There has always been a point of contention in the mining industry when the budget cuts come and one of the first departments that see cost cutting is the maintenance department. This leads to the discussion around the value of reliability. We often hear of customers who place a low value on reliability because “they have swing units” or “they don’t need more tons from the mobile fleet.” But in any scenario, there is a value to be placed on availability, more specifically the reliability of the mobile fleet that translates to savings. It is ultimately the combination of the availability of the machines and supported by their reliability that makes a fleet sustainable for the mines production targets. Sometimes the less priority to good practices becomes the culture of the organization impacting the life of the capital investments.
In 2005, Professor Peter Knights et al. put forward a model to assist maintenance managers in evaluating the benefits of maintenance improvement projects. The model considers four cost saving dimensions, which are namely the following:
Reduction in the cost of unplanned repairs and maintenance;
Increased or accelerated production and/or sales;
Spares inventory reduction/optimization; and
Reduction in overinvestment in assets and operating costs.
All of which can be achieved as a result of improving reliability. In this case, reliability is defined by the ratio of unplanned time over the total maintenance time. Meantime to repair (MTTR) and meantime before failure (MTBF) are also common metrics to measure reliability.
In order to understand the cost saving dimensions the first principle is that there is a time saving to execute a planned task compared to the same task if it was unplanned. It can be assumed that the extra time could take “three times longer.” This means that moving any event from unplanned to planned will increase the availability. It also has an impact on the cost incurred in the task, which is higher than a planned activity.
Reduction in Cost of Maintenance
A cost saving cannot only be attributed because the additional time to complete the unplanned event, but also the unpredictable nature of an unplanned event means that there will either be a backlog of work generated as the planned work is pushed back in favor of the unplanned work, which needs to be cleared by either field service or contractors. In the cases where there are available technicians to fix the breakdown, this would mean the technician would have an efficient utilization and present an opportunity for cost saving.
Increased Production
In the event that the mobile fleet is the bottleneck of production in an operation, then improving the availability will improve the production. It is important to remember that machine availability can only equate to production if it is being utilized.
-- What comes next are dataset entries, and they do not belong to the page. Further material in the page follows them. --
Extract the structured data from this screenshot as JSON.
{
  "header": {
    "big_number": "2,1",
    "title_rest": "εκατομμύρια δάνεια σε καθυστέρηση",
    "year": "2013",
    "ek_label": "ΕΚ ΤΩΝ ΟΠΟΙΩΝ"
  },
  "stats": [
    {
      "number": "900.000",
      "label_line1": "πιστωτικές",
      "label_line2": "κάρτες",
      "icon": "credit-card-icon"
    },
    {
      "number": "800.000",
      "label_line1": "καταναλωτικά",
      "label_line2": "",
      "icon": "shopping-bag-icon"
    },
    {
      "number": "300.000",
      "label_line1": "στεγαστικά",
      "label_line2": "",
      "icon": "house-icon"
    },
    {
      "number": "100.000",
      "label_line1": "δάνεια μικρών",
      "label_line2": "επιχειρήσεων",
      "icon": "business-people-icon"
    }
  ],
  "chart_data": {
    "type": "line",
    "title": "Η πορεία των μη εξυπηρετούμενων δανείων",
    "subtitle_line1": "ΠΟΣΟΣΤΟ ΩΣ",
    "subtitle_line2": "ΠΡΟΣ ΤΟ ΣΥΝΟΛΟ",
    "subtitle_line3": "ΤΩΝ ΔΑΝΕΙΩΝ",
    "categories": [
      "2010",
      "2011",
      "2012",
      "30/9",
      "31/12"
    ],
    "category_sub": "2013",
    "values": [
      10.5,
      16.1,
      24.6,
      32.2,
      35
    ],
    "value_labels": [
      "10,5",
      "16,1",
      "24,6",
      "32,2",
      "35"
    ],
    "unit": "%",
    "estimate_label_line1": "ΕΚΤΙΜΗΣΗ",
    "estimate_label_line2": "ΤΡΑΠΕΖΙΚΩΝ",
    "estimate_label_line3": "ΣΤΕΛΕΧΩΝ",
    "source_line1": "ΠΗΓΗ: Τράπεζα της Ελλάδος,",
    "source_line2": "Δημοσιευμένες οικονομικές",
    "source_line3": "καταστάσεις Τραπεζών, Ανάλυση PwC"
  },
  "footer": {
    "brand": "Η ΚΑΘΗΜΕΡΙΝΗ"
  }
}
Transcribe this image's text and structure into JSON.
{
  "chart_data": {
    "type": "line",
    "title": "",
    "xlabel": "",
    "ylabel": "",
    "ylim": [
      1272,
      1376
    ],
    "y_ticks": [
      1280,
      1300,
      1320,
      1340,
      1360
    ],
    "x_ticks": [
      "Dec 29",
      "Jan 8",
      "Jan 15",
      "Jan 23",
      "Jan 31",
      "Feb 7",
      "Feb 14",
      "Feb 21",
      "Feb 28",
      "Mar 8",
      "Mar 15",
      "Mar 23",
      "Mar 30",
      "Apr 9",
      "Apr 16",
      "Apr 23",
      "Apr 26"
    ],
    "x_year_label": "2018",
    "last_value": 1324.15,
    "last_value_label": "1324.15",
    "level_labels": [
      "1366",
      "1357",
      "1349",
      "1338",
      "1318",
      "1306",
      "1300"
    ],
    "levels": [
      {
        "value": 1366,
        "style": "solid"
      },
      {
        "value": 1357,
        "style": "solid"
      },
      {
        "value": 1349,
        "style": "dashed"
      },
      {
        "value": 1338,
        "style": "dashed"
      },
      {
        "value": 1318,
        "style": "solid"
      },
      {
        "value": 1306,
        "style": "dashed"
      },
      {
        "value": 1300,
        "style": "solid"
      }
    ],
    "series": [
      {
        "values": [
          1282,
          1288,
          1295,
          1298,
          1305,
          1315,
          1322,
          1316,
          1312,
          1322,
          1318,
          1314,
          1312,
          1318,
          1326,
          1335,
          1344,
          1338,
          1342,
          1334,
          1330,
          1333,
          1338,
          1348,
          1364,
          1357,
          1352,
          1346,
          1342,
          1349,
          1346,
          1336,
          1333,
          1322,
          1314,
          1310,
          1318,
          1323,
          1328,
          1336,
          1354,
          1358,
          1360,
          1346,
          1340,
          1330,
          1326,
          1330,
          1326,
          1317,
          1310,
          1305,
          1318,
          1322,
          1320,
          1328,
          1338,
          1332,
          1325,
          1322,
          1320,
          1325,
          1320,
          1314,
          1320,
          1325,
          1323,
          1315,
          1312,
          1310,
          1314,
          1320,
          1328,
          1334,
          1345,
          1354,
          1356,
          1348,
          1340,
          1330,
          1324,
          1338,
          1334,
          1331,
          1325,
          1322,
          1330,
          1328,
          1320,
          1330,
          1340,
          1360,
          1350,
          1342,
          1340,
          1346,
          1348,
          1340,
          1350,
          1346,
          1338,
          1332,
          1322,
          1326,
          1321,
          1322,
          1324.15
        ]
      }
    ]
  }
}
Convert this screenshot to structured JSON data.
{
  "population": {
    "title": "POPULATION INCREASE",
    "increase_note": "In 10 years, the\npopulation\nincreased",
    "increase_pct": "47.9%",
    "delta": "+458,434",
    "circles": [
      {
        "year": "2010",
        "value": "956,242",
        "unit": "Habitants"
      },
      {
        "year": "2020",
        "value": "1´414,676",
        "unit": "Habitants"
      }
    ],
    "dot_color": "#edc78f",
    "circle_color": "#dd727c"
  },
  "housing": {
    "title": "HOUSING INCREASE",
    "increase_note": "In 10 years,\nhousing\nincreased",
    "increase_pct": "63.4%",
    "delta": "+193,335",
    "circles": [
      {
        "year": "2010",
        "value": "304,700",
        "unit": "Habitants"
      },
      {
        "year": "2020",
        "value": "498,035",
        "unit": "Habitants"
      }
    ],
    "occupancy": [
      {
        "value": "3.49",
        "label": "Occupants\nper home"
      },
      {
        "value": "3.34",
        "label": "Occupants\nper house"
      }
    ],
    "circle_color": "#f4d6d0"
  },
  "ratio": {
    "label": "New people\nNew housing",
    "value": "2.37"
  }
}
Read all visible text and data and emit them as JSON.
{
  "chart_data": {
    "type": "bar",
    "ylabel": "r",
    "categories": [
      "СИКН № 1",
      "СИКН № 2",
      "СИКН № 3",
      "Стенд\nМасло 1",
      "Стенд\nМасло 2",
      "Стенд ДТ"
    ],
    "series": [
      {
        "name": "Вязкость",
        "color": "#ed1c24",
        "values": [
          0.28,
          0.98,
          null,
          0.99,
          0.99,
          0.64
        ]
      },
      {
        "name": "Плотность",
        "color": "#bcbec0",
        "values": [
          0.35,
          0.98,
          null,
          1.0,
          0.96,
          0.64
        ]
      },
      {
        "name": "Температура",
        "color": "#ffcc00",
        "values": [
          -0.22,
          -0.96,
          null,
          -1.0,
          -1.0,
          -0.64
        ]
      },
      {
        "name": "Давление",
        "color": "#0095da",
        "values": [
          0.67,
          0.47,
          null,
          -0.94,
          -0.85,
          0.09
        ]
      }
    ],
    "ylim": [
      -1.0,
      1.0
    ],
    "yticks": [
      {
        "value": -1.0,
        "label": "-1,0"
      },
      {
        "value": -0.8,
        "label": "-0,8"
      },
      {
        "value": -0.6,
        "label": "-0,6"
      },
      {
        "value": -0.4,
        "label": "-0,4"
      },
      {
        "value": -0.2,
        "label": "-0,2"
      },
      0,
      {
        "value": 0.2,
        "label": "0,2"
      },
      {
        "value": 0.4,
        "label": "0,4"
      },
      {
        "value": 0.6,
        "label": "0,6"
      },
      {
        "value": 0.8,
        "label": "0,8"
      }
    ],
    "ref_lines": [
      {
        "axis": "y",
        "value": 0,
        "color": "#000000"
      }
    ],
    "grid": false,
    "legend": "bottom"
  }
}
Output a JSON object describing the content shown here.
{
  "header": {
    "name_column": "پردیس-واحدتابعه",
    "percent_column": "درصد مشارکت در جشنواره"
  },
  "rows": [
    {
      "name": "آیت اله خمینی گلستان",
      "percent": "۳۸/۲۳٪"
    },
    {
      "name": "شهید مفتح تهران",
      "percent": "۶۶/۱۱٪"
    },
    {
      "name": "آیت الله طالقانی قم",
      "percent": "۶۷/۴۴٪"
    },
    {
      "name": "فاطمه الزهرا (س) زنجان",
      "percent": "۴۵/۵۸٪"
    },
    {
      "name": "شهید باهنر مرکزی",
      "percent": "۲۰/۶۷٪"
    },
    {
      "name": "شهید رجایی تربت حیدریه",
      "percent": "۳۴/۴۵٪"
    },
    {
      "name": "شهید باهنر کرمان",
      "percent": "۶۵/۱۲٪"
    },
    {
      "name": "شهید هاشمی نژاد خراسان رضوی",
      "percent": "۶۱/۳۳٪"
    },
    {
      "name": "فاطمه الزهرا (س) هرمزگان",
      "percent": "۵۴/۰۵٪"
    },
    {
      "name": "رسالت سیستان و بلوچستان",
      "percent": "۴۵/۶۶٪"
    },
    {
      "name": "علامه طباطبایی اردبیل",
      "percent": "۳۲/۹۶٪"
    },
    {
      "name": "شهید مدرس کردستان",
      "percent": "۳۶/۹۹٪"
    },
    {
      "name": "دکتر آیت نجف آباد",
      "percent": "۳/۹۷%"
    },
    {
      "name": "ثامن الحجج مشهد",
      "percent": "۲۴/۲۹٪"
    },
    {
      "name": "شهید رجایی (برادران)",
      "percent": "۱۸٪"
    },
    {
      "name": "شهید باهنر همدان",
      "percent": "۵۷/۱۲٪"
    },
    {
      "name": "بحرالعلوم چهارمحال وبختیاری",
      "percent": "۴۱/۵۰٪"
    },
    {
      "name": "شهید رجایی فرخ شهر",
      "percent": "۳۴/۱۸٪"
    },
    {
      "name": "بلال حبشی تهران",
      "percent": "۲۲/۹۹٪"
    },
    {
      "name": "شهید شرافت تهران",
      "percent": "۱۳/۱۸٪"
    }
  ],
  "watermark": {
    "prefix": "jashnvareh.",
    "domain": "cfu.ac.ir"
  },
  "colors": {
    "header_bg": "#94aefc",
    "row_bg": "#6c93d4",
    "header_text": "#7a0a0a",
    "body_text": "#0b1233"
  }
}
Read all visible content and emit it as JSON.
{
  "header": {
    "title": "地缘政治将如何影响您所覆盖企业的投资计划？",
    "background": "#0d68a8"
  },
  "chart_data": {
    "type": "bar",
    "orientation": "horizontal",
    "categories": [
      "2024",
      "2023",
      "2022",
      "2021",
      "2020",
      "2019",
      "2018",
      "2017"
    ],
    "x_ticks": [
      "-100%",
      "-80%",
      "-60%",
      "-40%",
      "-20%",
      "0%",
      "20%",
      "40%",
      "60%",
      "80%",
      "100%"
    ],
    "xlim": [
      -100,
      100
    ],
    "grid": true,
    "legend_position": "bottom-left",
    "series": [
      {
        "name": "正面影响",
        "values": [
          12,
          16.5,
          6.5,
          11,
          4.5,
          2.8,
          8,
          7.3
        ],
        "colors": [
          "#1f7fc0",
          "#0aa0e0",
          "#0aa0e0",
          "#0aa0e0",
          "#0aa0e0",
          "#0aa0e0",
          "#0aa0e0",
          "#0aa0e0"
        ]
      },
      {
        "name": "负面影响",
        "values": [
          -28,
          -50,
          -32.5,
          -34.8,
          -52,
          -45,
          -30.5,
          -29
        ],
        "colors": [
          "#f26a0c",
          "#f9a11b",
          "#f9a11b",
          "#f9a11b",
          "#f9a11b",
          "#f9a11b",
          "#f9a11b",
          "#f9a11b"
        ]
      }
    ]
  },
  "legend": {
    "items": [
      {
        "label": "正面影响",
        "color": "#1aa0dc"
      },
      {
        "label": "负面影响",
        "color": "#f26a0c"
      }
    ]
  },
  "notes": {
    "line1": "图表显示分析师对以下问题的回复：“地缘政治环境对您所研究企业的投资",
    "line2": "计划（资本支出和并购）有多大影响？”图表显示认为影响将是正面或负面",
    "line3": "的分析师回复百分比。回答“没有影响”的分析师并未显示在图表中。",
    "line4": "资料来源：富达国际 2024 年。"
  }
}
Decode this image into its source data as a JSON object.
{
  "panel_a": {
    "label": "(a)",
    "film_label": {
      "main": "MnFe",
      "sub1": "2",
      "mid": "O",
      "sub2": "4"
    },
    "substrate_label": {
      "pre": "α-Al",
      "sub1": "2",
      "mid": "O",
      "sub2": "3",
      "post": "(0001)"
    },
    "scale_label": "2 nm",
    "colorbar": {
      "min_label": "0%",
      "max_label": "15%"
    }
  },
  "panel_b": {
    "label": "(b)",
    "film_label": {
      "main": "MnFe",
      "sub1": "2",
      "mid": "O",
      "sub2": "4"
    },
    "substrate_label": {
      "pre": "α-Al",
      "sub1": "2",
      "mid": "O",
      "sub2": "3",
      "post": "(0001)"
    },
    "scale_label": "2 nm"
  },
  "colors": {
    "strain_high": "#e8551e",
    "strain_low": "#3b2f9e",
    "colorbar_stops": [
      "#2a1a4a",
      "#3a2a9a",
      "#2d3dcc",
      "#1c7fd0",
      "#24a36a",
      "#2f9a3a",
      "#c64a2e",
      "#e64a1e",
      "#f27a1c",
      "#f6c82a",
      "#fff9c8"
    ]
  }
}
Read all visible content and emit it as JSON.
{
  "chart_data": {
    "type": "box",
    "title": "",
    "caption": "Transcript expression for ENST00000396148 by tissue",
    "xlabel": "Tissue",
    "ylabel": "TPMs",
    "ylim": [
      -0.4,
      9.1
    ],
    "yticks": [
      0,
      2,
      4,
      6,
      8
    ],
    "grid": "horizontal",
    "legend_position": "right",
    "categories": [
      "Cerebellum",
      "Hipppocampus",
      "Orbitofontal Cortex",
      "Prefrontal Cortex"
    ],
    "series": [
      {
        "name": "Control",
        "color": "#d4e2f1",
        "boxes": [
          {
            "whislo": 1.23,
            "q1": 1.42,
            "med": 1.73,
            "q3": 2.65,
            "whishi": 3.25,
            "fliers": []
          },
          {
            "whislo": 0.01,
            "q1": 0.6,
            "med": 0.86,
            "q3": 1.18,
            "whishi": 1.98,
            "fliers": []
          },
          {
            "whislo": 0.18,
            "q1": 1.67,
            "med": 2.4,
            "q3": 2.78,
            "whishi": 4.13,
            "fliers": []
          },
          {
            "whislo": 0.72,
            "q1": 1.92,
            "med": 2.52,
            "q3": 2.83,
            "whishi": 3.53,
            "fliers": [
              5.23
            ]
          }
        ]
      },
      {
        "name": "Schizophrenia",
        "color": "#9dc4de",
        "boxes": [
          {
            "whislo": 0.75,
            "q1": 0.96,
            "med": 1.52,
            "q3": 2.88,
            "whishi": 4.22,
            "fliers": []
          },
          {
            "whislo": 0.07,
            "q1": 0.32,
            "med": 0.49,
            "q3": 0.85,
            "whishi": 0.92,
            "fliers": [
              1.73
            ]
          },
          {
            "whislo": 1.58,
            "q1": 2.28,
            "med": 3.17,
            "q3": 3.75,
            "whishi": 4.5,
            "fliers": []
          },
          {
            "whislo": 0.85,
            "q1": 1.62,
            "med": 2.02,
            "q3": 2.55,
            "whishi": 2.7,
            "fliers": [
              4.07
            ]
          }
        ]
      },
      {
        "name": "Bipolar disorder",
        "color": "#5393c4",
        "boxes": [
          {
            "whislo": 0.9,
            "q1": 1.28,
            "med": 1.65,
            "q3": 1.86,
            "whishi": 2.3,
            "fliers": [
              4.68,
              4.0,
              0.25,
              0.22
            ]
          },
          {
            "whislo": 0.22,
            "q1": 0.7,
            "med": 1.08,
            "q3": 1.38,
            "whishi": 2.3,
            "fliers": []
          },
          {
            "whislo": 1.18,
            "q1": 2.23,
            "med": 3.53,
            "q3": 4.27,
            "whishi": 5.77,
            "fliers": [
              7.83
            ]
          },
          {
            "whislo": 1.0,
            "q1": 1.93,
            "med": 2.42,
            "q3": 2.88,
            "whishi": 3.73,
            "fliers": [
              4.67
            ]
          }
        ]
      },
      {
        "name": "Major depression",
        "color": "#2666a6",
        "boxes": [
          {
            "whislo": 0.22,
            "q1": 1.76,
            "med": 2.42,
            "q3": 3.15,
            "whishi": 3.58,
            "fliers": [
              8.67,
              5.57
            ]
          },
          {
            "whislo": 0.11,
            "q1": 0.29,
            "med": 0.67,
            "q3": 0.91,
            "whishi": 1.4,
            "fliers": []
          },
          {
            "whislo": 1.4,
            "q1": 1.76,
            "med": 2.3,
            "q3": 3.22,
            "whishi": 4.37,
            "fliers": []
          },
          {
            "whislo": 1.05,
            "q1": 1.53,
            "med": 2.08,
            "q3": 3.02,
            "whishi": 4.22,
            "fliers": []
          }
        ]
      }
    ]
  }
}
Spares Inventory Reduction/Optimization
The requirements of the parts are planned for the maintenance activities. They can be ordered effectively and stocked for the minimum time. The high value insurance items can be minimal with reduction in uncertainties in the failures. There is also a relationship between the economic order quantity and the mean time between shutdowns (MTBS).
Reduction in Over Investment
Where the mobile fleet is not the bottleneck, improvements in availability can be attributed to reducing the fleet based around the methodology that less machines can produce more.
A sound strategy does not primarily seek to reduce the maintenance on the equipment. It ensures most of the maintenance tasks are planned rather than unplanned. This can be achieved by leveraging the vast amounts of data from machine maintenance histories, telemetry on the machines and cloud-based lifecycle modeling.
This article was submitted by Sandvik.
Reference
Knights, P.F., Jullian, F., and Jofre, L. “Assessing the Size of the Prize: Developing Business Cases for Maintenance Improvement Projects,” Proc. 2005 Australian Mining Technology Conference, pp. 151-164, Fremantle, Washington, September 27-28, 2005.